NSGIC Stands Behind Geospatial Data Act, Lauds New Language Clarifying Intent

By Molly Schar | July 6, 2017

The Geospatial Data Act (S.1253) has been the subject of much discussion in the past couple of weeks after receiving significant attention by some members of the geospatial community concerned about the potential of the proposed legislation to add restrictions to federal procurement of geospatial data and services.

NSGIC - the voice of the states on geospatial issues - continues to support S.1253, expected to be stronger than ever after minor language revisions that clarify the original intent of the bill to substantially strengthen efforts to build a robust national spatial data infrastructure (NSDI) and reduce duplication of data gathering and processing activities. The changes to S.1253 focus on Sections 2 and 11 and clarify that the intent of the bill is not to expand the scope of the Brooks Act or the Federal Acquisition Regulation (FAR).

“We are pleased Senators Hatch, Warner and Wyden, co-sponsors of the Geospatial Data Act, are actively working with members of the geospatial community to address a misconception raised by several stakeholders regarding the intent of the bill,” says NSGIC President Bert Granberg. “This bill will be stronger, and it will better position the nation for increased benefits from the use of map technologies to drive efficiency in all activities from everyday services, infrastructure management, economic development, and even large scale disaster response.”

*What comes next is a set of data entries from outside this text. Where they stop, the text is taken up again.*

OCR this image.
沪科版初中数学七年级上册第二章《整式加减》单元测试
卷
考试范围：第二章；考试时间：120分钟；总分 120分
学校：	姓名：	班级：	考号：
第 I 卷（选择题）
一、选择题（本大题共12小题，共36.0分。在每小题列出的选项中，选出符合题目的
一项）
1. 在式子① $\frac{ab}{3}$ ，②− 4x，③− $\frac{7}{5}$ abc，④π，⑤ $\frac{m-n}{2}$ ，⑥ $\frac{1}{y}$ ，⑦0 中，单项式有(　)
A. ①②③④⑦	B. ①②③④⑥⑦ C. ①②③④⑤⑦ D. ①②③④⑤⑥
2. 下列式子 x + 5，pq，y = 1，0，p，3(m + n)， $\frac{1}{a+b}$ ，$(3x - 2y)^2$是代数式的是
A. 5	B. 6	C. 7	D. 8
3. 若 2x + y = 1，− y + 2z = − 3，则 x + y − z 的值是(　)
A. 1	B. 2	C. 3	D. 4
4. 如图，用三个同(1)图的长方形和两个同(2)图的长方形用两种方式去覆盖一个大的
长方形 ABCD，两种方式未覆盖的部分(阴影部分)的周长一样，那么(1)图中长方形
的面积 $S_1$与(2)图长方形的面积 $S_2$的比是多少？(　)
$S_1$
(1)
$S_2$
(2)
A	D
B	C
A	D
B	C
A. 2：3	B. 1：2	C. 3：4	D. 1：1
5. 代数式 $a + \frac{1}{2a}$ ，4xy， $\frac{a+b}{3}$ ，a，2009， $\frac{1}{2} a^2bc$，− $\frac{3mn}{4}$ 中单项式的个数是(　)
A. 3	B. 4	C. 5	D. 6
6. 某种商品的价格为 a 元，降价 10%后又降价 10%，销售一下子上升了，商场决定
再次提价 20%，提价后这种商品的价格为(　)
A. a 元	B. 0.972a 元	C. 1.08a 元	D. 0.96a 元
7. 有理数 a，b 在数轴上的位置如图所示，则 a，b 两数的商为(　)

In the bill’s Section 2, the definition of the term “geospatial data” was based originally on the NCEES Model Rules for Land Surveying. That document articulates the distinction between geospatial data and activities that require a licensed professional and those that do not. (Read more about how the model rules came to be and now apply.) Subsection (5)(C) clause (ii) and (iii) in the bill are modified slightly to incorporate additional language from the NCEES Model Rules. Specifically, the phrase “when used to represent authoritative locations” is added to ensure that clauses (ii) and (iii) appropriately describe the geospatial data that must be collected by a licensed professional. That means those are the geospatial data and activities for which the Brooks Act is applicable.

Section 11 (b) is also modified to refer more specifically to Section 2(5)(C) clauses (ii) and (iii) only. This more clearly defines that the Brooks Act is only applicable to the portions of the geospatial data definition that refer to data that must be collected by a licensed professional. The same modification is made to Section 11, subsection (c). That change more clearly defines that the revisions required by the bill to the FAR are only applicable to the portions of the geospatial data definition that refer to data that must be collected by a licensed professional.

Additional language is also added to clarify that the definition of geospatial data for the purposes of S.1253 does not include certain geospatial intelligence data collected by U.S. agencies.

At a high level, the Geospatial Data Act will make the following improvements that will impact the framework data layers and other resources that constitute the NSDI:

  • Codify the existing executive orders and other guidance documents that direct work by the Federal Geographic Data Committee (FGDC), the body charged with promoting the coordinated development, use, sharing and dissemination of geospatial data on a national basis;
  • Provide FGDC with the authority to make other agencies follow existing common sense rules;
  • Provide Congressional oversight over geospatial activities of FGDC members and other agencies;
  • Require reporting that will allow Congress to track progress on the NSDI and ensure funding is spent wisely;
  • Provide a great deal more clout to input developed by the multi-sector membership of the National Geospatial Advisory Committee and require FGDC to address the advisory committee’s concerns; and
  • Require federal agencies to coordinate and work in partnership with other federal agencies, agencies of state, tribal and local governments, institutions of higher education, and the private sector to efficiently and cost-effectively collect, integrate, maintain, disseminate, and preserve geospatial data.